Along with 12 other chefs and restaurant owners from the capital, Yoshinori Ishii, executive chef of the prestigious Mayfair restaurant Umu, widely regarded as the best Japanese chef in the UK, met with day boat fishermen from Padstow to discuss how they might be able to help meet London’s demand for fish of the highest quality.
Yoshinori told the fishermen that, since his arrival in Britain four years ago, he has scoured the country looking for the best fish and is convinced that Cornwall is the place that can meet his needs.
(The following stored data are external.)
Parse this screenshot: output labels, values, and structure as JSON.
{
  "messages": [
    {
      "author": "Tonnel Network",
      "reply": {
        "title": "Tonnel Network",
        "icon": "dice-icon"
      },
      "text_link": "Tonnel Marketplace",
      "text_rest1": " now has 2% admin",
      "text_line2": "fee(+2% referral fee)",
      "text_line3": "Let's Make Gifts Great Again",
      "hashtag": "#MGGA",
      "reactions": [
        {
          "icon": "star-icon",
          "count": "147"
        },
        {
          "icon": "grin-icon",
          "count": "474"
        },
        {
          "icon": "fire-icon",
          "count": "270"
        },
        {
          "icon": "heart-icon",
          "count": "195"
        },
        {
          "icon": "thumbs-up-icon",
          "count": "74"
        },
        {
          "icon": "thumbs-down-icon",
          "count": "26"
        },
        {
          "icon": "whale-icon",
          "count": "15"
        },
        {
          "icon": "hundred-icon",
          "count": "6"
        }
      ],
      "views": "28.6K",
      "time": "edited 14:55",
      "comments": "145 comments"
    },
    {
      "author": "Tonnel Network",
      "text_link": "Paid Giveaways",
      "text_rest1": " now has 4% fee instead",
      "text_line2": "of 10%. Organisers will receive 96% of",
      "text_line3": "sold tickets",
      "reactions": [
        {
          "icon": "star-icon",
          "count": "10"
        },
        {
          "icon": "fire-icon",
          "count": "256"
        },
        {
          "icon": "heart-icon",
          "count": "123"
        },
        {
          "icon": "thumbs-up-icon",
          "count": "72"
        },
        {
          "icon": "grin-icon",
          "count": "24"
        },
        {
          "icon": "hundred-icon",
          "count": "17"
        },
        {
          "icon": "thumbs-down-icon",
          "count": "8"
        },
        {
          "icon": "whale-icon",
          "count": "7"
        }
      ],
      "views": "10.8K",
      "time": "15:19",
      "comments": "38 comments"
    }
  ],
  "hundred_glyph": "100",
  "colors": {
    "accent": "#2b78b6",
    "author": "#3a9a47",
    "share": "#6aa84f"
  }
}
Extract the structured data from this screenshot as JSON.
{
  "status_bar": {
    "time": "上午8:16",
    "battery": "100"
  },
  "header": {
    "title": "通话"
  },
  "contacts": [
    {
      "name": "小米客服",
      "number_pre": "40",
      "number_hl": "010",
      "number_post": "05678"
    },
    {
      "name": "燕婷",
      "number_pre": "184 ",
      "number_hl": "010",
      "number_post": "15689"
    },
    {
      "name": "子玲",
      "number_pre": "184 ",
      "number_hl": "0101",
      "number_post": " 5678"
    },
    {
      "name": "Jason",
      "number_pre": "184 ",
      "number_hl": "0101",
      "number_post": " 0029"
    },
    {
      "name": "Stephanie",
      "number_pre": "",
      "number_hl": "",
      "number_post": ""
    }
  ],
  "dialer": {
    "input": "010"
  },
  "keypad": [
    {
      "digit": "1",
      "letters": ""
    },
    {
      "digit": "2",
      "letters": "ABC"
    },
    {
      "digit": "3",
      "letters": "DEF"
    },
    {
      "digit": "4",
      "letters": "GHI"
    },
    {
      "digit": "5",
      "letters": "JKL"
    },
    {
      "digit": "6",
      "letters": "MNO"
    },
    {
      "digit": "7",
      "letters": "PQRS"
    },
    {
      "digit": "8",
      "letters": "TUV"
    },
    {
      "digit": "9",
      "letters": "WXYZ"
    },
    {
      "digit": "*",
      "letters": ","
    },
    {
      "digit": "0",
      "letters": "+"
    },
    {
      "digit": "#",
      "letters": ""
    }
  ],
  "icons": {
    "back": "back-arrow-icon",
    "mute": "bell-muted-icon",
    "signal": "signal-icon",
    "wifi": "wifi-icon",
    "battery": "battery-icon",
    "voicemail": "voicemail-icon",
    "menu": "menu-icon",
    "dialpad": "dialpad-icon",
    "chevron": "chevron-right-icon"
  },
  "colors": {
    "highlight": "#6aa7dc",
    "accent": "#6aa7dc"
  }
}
He is already supplied by Kernowsashimi, the business of father and son team Chris and Dylan Bean from the Lizard (known to many for their popular fresh fish stall at Truro Farmers’ Market) but is looking for more day boat fishermen to supply him and, in particular, for them to consider adopting the special method of catching and preparing fish, known as Ikejime.
Ikejime produces fish with the supreme flavour and texture needed for preparing sashimi and sushi, as well as other non-Japanese dishes that call for the best quality raw ingredients. By demonstrating the technique and explaining its benefits, Yoshinori is hoping that other chefs will increase the demand for this type of fish, making it viable for fishermen to invest in the equipment needed to make the technique possible.
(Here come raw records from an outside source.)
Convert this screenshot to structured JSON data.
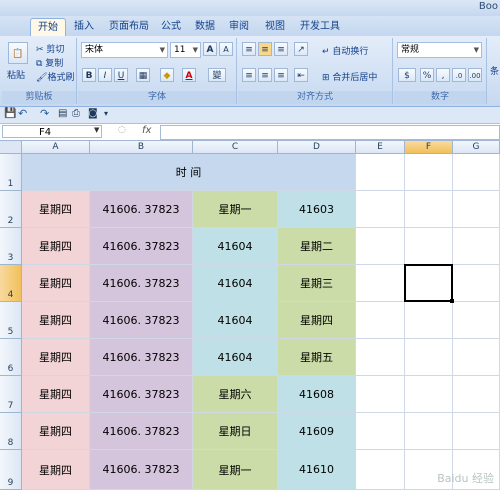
{
  "window": {
    "title": "Boo"
  },
  "tabs": [
    "开始",
    "插入",
    "页面布局",
    "公式",
    "数据",
    "审阅",
    "视图",
    "开发工具"
  ],
  "ribbon": {
    "clipboard": {
      "paste": "粘贴",
      "cut": "剪切",
      "copy": "复制",
      "format_painter": "格式刷",
      "label": "剪贴板"
    },
    "font": {
      "name": "宋体",
      "size": "11",
      "grow": "A",
      "shrink": "A",
      "bold": "B",
      "italic": "I",
      "underline": "U",
      "color_letter": "A",
      "phonetic": "變",
      "label": "字体"
    },
    "alignment": {
      "wrap": "自动换行",
      "merge": "合并后居中",
      "label": "对齐方式"
    },
    "number": {
      "format": "常规",
      "percent": "%",
      "comma": ",",
      "label": "数字"
    },
    "extra": {
      "label": "条"
    }
  },
  "formula_bar": {
    "name_box": "F4",
    "fx": "fx",
    "value": ""
  },
  "sheet": {
    "columns": [
      "A",
      "B",
      "C",
      "D",
      "E",
      "F",
      "G"
    ],
    "selected_column": "F",
    "rows": [
      "1",
      "2",
      "3",
      "4",
      "5",
      "6",
      "7",
      "8",
      "9"
    ],
    "selected_row": "4",
    "header_text": "时    间",
    "data": [
      [
        "星期四",
        "41606. 37823",
        "星期一",
        "41603"
      ],
      [
        "星期四",
        "41606. 37823",
        "41604",
        "星期二"
      ],
      [
        "星期四",
        "41606. 37823",
        "41604",
        "星期三"
      ],
      [
        "星期四",
        "41606. 37823",
        "41604",
        "星期四"
      ],
      [
        "星期四",
        "41606. 37823",
        "41604",
        "星期五"
      ],
      [
        "星期四",
        "41606. 37823",
        "星期六",
        "41608"
      ],
      [
        "星期四",
        "41606. 37823",
        "星期日",
        "41609"
      ],
      [
        "星期四",
        "41606. 37823",
        "星期一",
        "41610"
      ]
    ],
    "colors": {
      "a": "#f2d4d6",
      "b": "#d4c4dc",
      "green": "#cbdca8",
      "blue": "#bfe0e6",
      "header": "#c6d8ee"
    }
  },
  "watermark": "Baidu 经验"
}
It was Cornishman Matt Chatfield who hit upon the idea of collecting the group together after learning of the interest in the Ikejime technique through his contacts in London. Matt lives in the city and, in conjunction with Launceston transport company, Logisthicks, runs a business supplying the best Cornish produce to top name London restaurants and gastropubs. Cornwall Food & Drink helped plan the trip to Padstow, which included a special visit to the lobster hatchery to hear about their Buy One, Set One Free initiative, and dinner for all the visiting chefs at Margot’s restaurant.
Chef patron of Margot’s, Adrian Oliver, enlisted the help of Ben Prior of Ben’s Cornish Kitchen at Marazion for this special one-off evening and the pair prepared a meal using fish from Matthew Stevens and Son, dry aged beef from Philip Warren Butchers of Launceston and exquisite fresh vegetables and salad provided by Sean O’Neill, aka The Modern Salad Grower, from St Martin’s by Looe. Cornish Orchards cider accompanied Yoshinori’s sashimi and ales from Sharp’s Connoisseur’s Range were selected for the meal by the brewery’s beer sommelier Ed Hughes.
The following day, the group visited Philip Warren’s butchery and Sean O’Neill’s farm. Many of the chefs who made the trip are supplied by these producers via Matt Chatfield’s network and enjoyed the chance to see where their produce comes from.
Speaking of the event, Matt said, “Everyone who came was blown away with what they saw and tasted. In fact, it was such a phenomenal couple of days that many of those who came to Cornwall have already asked when we can organise the next trip.”